As for the musical, it’s still getting off the ground…
Advocate for now, Drescher says public office run possible
She sure sounds like a member of Congress.
Fran Drescher, best known as the actress who portrayed “The Nanny” in the sitcom of the same name, has her congressional lingo down pat. She tells us she’s on Capitol Hill today to lobby to get a “UC” (that’s Senate-speak for “unanimous consent”) on legislation promoting early detection of gynecological cancers.
“I think it would be such a positive way to end the 109th,” she says. As in the 109th Congress, natch.
Drescher, a uterine cancer survivor and author of “Cancer Schmancer,” is reluctant to talk about her own political ambitions, although she admits to harboring some.
“It’s an exciting time for women in politics, an exciting frontier that I someday hope to explore,” she says. She’s also coy about what party she would identify with or when she’d consider a run.
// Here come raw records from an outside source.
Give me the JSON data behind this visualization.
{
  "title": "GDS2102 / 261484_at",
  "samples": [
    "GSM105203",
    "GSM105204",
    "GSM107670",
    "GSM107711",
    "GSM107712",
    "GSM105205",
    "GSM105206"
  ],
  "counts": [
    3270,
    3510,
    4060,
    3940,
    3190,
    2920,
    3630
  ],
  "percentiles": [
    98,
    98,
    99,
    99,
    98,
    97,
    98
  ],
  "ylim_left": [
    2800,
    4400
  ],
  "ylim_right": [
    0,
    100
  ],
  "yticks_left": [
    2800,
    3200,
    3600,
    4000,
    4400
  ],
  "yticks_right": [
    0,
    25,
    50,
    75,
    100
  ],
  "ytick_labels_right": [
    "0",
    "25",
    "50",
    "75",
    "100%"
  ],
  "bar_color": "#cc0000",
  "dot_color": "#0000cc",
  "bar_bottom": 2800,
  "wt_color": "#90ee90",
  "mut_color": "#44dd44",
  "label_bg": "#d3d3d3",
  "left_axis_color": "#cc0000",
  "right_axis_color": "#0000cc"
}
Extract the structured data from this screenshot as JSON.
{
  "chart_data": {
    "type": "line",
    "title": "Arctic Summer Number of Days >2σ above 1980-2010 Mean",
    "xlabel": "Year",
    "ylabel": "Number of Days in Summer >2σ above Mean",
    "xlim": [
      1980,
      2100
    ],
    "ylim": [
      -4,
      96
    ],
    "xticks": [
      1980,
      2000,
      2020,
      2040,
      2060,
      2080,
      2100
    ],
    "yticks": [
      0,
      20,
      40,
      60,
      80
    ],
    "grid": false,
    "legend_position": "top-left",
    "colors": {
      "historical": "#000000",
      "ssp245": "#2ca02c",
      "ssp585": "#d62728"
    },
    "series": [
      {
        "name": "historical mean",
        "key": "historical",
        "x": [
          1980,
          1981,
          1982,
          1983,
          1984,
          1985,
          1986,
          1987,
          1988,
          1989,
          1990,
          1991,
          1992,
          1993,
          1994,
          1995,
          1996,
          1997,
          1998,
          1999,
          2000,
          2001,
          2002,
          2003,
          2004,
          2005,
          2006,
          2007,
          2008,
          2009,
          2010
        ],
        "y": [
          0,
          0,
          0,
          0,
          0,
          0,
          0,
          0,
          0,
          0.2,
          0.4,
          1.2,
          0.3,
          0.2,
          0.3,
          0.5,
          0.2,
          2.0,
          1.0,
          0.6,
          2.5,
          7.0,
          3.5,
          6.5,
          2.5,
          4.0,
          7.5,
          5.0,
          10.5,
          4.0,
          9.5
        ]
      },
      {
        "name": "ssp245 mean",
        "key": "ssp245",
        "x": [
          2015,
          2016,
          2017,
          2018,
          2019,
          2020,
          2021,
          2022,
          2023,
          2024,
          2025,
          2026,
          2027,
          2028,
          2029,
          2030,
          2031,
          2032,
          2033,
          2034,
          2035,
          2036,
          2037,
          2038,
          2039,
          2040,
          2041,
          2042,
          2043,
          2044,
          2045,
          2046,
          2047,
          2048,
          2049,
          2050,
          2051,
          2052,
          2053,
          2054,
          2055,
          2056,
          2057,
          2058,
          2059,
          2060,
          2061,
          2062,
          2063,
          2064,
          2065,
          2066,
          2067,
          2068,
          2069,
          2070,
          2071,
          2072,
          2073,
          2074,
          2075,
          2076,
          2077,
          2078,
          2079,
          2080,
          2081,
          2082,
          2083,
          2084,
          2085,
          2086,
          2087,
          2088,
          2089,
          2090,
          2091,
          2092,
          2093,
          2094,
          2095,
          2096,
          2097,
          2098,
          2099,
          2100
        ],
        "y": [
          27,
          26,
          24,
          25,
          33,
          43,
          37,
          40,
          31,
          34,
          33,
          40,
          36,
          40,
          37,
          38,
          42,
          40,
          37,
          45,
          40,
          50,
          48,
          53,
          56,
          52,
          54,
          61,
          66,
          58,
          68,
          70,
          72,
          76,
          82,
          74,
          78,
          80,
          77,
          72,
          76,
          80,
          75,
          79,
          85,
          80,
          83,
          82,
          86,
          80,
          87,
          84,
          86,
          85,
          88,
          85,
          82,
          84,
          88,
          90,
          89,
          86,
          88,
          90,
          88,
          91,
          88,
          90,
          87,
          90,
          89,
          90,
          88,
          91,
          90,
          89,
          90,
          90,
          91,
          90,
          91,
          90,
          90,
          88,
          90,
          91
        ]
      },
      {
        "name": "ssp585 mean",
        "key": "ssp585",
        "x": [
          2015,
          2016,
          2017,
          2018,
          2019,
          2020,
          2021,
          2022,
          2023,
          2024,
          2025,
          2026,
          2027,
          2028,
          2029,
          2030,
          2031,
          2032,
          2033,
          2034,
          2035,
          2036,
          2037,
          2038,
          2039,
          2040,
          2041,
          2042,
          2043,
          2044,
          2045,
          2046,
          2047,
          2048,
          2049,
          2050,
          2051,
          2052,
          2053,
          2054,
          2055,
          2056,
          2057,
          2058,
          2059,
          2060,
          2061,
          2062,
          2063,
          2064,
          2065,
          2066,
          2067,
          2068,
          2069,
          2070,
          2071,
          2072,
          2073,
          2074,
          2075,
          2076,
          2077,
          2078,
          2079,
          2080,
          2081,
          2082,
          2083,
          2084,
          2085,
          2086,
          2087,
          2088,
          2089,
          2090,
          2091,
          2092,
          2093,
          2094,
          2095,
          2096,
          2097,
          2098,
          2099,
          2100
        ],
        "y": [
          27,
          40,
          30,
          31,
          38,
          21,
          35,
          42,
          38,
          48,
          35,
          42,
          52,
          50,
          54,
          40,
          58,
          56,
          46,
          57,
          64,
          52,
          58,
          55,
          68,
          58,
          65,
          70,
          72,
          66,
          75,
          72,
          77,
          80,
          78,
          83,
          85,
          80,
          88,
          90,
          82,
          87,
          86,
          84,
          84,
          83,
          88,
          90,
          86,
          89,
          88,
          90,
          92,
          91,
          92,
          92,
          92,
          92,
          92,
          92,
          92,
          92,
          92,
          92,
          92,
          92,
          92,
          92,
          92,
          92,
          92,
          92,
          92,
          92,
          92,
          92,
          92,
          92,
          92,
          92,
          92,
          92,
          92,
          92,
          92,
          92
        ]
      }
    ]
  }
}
On this visit to Washington she wants to focus on her lobbying efforts for S. 1172, a bill aimed at educating healthcare providers about screening for and diagnosing uterine and ovarian cancers.
“They are so often misdiagnosed, because the early warning signs are similar to more benign diseases,” Drescher says. And doctors often don’t screen for cancer because doing so is often expensive, she adds.
Drescher is targeting Senate Health, Education, Labor and Pensions Chairman Mike Enzi (R-Wyo.), because his committee has jurisdiction over the bill.
And displaying the savvy of a veteran K Streeter, Drescher has mapped out a way to pass the bill in the last few days of the 109th.
“Maybe we can attach it to something else heading to the floor,” she says.